Most of us who read SecurityWeek hope that news of the global cybersecurity skills shortage has reached these students and will inspire them to pursue this ever-expanding field rife with job opportunities. But we must do more than hope; we need to actively participate in cultivating a talent pipeline while taking steps to bridge the resource gap in the interim. Otherwise the dearth of cybersecurity professionals, estimated at more than a million worldwide, will continue to grow.
A new labor market report by Burning Glass, Job Market Intelligence: Cybersecurity Jobs, 2015, finds that job postings for cybersecurity openings have grown three times as fast as openings for IT jobs overall and take longer to fill. The professional services, finance, and manufacturing/defense sectors have the greatest number of openings.

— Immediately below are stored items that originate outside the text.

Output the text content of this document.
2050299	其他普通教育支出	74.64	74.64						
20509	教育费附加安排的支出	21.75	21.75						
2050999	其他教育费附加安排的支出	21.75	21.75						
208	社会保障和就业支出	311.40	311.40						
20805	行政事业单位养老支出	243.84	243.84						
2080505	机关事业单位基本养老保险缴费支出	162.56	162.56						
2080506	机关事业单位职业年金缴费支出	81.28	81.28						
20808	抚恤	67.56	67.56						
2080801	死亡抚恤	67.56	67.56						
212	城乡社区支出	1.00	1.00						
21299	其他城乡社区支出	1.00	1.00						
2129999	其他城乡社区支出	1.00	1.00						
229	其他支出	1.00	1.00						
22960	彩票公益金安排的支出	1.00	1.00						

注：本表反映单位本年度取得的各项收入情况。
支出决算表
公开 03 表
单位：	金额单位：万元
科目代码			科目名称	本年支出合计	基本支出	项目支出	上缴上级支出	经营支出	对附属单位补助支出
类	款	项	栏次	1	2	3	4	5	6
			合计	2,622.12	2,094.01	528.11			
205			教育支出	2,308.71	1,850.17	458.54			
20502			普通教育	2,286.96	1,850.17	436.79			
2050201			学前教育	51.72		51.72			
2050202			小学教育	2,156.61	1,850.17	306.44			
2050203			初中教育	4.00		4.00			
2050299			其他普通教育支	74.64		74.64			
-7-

Finding qualified candidates for positions that require a security clearance or a combination of IT security skills and industry knowledge, for example in finance or healthcare, takes even longer.
A long-term view
Employers and IT security vendors must also collaborate with colleges and universities to help close the talent gap. Providing scholarships, funding specific programs to support hybrid study, offering expertise in the classroom, and creating internships, are just a few ways to help accelerate the number of trained graduates who will enter the job market a few years from now. Not only that, given our insights and knowledge of the attack techniques being used, the latest technologies and strategies to deal with threats, and where the biggest competency gaps lie, we can help ensure that programs are relevant and designed to address real-world challenges. True, it’s a longer-term approach to dealing with the skills shortage, but it’s one that will pay dividends in the future. As investment guru Warren Buffet once said, “Someone’s sitting in the shade today because someone planted a tree a long time ago.”
But as any wise investor knows, you need to balance long-term strategic goals with immediate needs. So while you’re collaborating with various colleges and universities, how can you address the talent gap you face today? Attackers aren’t sitting idle and neither can you.
Short-term action
The good news is that technologies are advancing through integration and automation to help address the skills gap. The irony is that while these technologies exist, the worsening shortage of security talent has hampered the ability of many organizations to monitor these developments and embrace them. As a result, most organizations continue to be mired in complexity and fragmentation with too many disparate security technologies that can’t – and don’t – interoperate. But it doesn’t have to be this way.
With an integrated approach to threat defense, that uses telemetry to correlate and analyze data from these disparate systems, you can gain visibility into what “looks bad” in a single place. You can add context based on local and global data-driven threat intelligence. And you can apply controls using analysis and automation for systemic response to detected threats. Security services can supplement in-house security teams so that every business, regardless of their in-house resources, has the opportunity to further improve security outcomes. These services can help assess and manage the people, process, and technology components of information risk holistically and across technologies to improve security outcomes.
The global cybersecurity skills shortage isn’t going away any time soon. But by attacking it on multiple fronts we can proactively work to address it. Savvy students should consider this exploding and exciting field of study that embraces a wider and wider range of skill sets. Academia, government, and industry should continue to partner to ensure educational programs are relevant and available. And organizations should identify how to use integration, automation, and security services to compensate for a lack of resources today.